Everyone thinks their dog is a "good boy," I've read tales about Rainbow Bridge, an afterlife meadow where apparently pets that are loved wait for their owners, so they can cross into the next life together. It's a pleasant thought and I wouldn't take that from anyone. But too much fantasizing stunts emotional growth. It infantilizes us. And in doing so, it prevents us from really getting at the key issue here: life and death.

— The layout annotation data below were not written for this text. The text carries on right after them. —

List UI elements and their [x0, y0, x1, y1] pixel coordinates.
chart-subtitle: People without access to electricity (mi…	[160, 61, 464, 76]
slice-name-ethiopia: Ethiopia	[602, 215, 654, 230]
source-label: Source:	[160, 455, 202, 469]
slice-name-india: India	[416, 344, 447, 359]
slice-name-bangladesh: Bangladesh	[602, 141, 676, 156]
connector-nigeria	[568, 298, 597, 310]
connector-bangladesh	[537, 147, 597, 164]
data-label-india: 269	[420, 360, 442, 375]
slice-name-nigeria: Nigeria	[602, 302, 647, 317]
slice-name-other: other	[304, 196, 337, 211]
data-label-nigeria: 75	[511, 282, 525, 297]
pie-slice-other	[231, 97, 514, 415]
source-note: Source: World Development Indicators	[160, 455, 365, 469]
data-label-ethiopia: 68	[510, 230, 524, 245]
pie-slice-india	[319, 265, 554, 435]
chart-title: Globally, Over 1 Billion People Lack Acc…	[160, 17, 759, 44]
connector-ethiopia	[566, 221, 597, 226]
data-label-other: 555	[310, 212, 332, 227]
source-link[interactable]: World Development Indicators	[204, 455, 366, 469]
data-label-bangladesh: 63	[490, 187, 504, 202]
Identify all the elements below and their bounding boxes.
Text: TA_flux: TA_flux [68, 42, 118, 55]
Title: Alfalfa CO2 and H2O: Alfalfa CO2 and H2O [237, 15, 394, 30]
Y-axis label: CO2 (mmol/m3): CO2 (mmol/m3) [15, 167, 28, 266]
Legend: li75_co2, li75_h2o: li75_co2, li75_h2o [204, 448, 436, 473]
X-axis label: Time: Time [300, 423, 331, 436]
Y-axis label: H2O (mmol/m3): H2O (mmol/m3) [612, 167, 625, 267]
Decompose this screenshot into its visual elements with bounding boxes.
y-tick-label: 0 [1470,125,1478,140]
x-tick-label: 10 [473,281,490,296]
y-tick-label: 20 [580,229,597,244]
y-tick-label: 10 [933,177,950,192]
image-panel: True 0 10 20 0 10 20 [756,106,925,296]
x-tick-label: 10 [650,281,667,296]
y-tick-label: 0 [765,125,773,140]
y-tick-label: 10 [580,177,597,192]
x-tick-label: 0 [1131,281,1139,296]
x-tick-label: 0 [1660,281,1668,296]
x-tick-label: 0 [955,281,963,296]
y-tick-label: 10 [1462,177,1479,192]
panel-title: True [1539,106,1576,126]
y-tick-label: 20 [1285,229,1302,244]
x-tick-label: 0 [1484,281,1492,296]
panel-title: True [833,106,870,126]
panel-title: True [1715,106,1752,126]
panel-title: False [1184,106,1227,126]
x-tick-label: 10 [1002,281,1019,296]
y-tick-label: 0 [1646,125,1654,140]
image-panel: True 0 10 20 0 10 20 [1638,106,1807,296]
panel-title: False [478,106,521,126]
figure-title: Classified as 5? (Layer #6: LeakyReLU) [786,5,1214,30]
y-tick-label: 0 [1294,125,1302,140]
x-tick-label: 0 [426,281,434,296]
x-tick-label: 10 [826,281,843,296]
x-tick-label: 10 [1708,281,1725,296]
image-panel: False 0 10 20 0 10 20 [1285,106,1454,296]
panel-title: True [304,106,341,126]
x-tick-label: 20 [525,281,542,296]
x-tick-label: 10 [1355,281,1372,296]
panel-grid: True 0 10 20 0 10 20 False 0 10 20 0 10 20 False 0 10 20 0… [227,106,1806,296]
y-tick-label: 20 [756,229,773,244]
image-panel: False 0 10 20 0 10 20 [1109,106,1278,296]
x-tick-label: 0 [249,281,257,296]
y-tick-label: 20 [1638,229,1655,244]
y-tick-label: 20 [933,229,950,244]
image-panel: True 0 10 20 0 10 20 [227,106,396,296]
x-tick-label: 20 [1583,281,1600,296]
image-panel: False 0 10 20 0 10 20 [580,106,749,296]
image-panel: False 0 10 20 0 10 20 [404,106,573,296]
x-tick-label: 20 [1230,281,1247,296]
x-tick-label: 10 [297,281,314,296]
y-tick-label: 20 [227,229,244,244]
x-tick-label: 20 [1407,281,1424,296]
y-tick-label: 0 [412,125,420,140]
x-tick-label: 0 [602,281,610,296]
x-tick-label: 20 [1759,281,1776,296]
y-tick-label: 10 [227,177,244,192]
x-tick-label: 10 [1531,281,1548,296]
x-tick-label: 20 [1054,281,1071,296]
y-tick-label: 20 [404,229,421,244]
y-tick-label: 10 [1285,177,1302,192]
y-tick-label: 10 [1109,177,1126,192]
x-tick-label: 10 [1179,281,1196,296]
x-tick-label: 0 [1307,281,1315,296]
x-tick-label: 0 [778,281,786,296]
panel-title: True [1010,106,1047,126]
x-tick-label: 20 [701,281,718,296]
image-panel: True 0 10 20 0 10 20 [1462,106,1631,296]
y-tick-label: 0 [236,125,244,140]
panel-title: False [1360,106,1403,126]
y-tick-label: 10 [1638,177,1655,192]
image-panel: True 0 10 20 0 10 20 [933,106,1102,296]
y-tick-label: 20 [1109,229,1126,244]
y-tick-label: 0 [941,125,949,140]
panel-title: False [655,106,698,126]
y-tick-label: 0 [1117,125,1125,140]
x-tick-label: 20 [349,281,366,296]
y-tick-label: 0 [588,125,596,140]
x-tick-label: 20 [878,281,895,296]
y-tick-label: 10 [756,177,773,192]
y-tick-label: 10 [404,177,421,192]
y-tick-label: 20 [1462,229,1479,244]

The sun has arisen about 5,000,000,000 over planet earth so far: do we get 1 to 36,500 sunrises and that's it? It's a lot and you can waste quite a few until one day before you know it you're down to two or three. And then you realize how precious is a drink of cool water, or a warm fire on a cold night, or on a clear night the honor of seeing the sky arrayed in stars, or even walking down the stairs without your knees aching. Then it's all precious and leads to wonder about God.
In our faith, not a lot is said about animals and pets. There was a donkey who gave a his rider a hard time. A few sheep by the shepherds. The whale, and the animals of Nineveh. And then Jesus says all life is counted and numbered and in the mind of God and He knows what happens to all. Even the sparrows. Even, thus, the dogs?
And so we have Patrick, the sick cocker spaniel, coming to the end of his sunrises. He is ready to go. Animals leave their pack when sick and go off to die, and that's what Patrick has been trying to do the last few nights — quietly die on the winter grass. He goes outside to sleep on the ground. I think that he must get some comfort there, because he keeps wanting to go outside and stay, no matter how late and no matter how low the temperature drops. So it's time.
As you might be able to tell, I don't know what to do except turn to faith at a time like this. God knows Patrick. God knows what will happen to Patrick. And God's plan for Patrick, whatever it is, will come to completion soon. We have assurance of God's love, of God's knowledge and of God's compassion. That is all we mortals, humans and cocker spaniels, get this side of paradise. That will have to be good enough for the time being, as we wait in joyful hope for Christ's return.
I'll write another post after Patrick goes. Pax.